THE PRIMARY STRUCTURE OF MONOMERIC BETA-LACTOGLOBULIN I FROM HORSE COLOSTRUM (EQUUS-CABALLUS, PERISSODACTYLA)

.beta.-Lactoglobulin-like proteins were detected in horse colostrum and normal milk using immunological techniques. In contrast to the .beta.-lactoglobulins sequenced so far these proteins are monomeric and genetically not homogenous. The first primary structure of a monomeric .beta.-lactoglobulin from horse colostrum is reported. By means of an automatic liquid-phase sequenator the sequence of peptides obtained by tryptic digestion and by cyanogen bromide cleavage was determined. A limited tryptic digestion and hydrolysis with chymotrypsin provided the necessary overlapping peptides.

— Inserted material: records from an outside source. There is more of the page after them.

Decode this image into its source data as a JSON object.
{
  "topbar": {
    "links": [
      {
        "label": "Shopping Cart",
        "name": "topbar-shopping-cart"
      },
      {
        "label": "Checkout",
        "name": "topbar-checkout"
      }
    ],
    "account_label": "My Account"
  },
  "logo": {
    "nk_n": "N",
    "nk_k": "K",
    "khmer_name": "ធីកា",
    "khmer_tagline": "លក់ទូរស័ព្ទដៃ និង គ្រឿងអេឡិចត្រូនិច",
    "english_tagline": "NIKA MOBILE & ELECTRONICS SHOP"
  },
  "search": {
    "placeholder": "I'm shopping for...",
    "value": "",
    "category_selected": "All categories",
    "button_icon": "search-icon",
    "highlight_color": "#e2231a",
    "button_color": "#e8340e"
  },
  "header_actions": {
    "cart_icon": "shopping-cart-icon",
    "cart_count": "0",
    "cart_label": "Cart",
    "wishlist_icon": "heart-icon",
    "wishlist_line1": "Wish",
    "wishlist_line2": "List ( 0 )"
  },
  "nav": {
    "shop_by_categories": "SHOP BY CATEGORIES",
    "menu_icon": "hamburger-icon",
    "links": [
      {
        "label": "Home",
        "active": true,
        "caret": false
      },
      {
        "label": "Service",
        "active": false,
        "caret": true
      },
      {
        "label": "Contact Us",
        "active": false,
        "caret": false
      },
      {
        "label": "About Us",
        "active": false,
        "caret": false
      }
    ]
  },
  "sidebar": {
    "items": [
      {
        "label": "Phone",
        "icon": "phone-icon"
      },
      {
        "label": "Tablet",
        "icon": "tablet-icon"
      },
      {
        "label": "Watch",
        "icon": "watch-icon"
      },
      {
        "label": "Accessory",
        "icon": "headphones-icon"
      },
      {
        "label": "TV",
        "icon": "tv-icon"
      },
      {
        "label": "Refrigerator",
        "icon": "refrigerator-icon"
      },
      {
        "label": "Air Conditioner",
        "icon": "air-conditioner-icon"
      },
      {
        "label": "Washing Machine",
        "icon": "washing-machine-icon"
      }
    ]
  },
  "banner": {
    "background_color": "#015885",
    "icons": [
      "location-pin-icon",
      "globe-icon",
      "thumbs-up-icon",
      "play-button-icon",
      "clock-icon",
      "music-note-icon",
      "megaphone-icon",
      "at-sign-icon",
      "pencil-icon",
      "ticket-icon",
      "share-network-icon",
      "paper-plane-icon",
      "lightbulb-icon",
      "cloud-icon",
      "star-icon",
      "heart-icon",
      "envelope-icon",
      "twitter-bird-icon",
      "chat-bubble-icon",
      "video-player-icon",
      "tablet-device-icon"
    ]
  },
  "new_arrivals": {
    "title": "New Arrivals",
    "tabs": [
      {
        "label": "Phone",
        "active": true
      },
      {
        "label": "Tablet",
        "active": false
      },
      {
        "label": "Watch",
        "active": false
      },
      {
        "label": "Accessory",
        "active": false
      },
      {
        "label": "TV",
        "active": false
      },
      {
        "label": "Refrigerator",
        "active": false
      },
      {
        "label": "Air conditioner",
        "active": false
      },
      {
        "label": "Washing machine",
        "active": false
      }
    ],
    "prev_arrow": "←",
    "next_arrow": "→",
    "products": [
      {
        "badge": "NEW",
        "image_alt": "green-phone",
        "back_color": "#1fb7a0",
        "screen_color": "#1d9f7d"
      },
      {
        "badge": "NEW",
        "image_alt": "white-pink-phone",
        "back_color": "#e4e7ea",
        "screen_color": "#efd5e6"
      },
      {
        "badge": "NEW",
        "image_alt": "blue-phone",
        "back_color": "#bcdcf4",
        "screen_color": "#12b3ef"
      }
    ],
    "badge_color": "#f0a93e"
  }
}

The horse .beta.-lactoglobulin I consists of 162 amino acids, among these 4 cysteine, 6 methionine residues and 1 tryptophan residue. Homologous comparison with bovine .beta.-lactoglobulin A shows an unexpectedly great difference of 72 amino acids (or 44%). Thirteen of these exchanges are explained as 2-point mutations. We found that the free thiol group, localized at position 121 or in equal amounts at positions 119 and 121 in bovine .beta.-lactoglobulin, is absent in .beta.-lactoglobulin I from horse colostrum. In position 121 a tyrosine substitution for cysteine was found. The amino acid exchanges of the horse .beta.-lactoglobulin I as compared to the other .beta.-lactoglobulins are discussed.